Grinderman 2 builds on that mission, with Cave and crew at their most brazen and badass. The main motivator behind these songs remains thwarted desire, and brashly lewd is still the band’s default setting. The quartet work to make 2 sound as wantonly delirious as possible, like cock rock warped and twisted by too much pent-up lust.
Unbidden by the Bad Seeds’ sophistications, Cave toys with taboos and subverts typical machismo. On “Heathen Child,” he praises a young woman who savagery makes her all the more desirable, playing with and ultimately parodying the dark obsession with the Other. And throughout 2, he continually self-flagellates, as if self-deprecation might be the ultimate aphrodisiac. On “Worm Tamer,” he sings this line with gleeful self-loathing: “My baby calls me the Loch Ness Monster, two great big humps and then I’m gone.”
As ever, Cave is as witty as he is lascivious, as if sexual dissatisfaction actually hones the mind rather than muddies it.

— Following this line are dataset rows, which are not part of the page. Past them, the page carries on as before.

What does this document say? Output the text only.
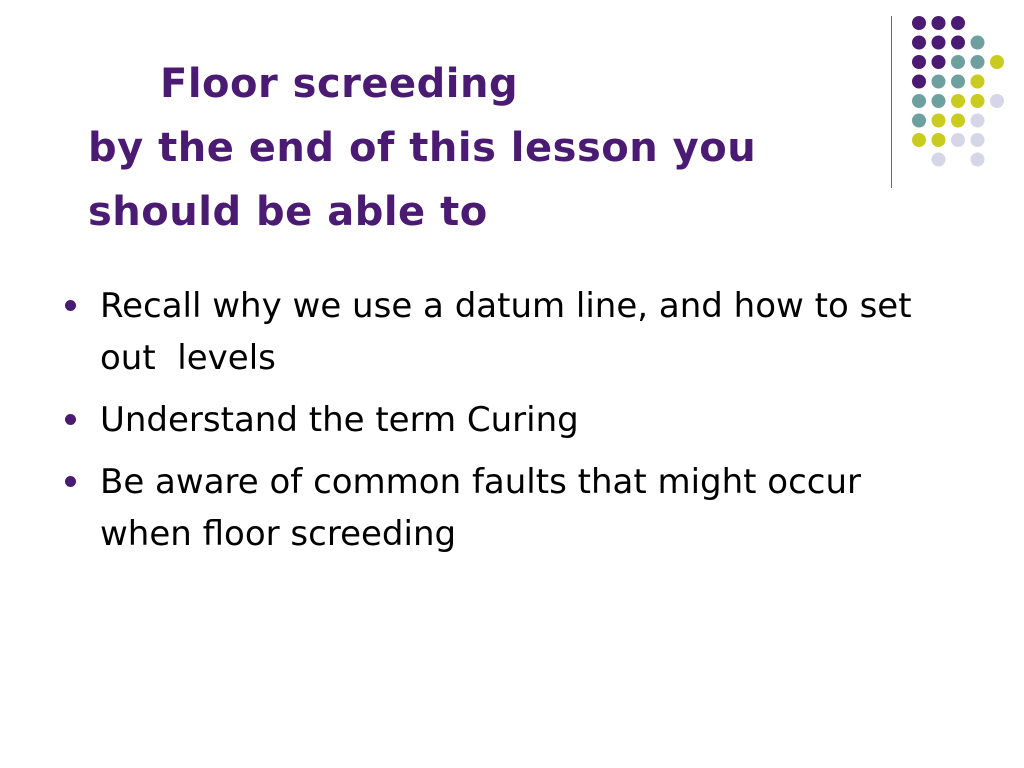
Floor screeding
by the end of this lesson you
should be able to
Recall why we use a datum line, and how to set out  levels
Understand the term Curing
Be aware of common faults that might occur when floor screeding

He’s a sharp lyricist, even if he delivers those words in a hoary gnarl. “Mickey Mouse and the Goodbye Man” lambasts the current vampire craze by channeling all the malevolence and craving possible, and Cave makes a chorus of counting down hotel floors with all the tension of an action sequence.
As brash as they may be, Grinderman still manage to contrast the rowdier conflagrations with softer, quieter moments like “What I Know” and the first part of “When My Baby Comes,” which thrum with deviant insecurities and half-whispered come-ons. And the backing ooohs on “Palaces of Montezuma” make a deceptively soft backdrop for Cave’s twisted take on twentieth-century pop culture, as if he’s burning Billy Joel’s “We Didn’t Start the Fire” at the stake. Despite such niceties, 2 is obviously not for the faint of heart or the weak of spirit, but for the dirty of mind and unsound of body.
In Grinderman’s back-alley world, that’s just about everybody.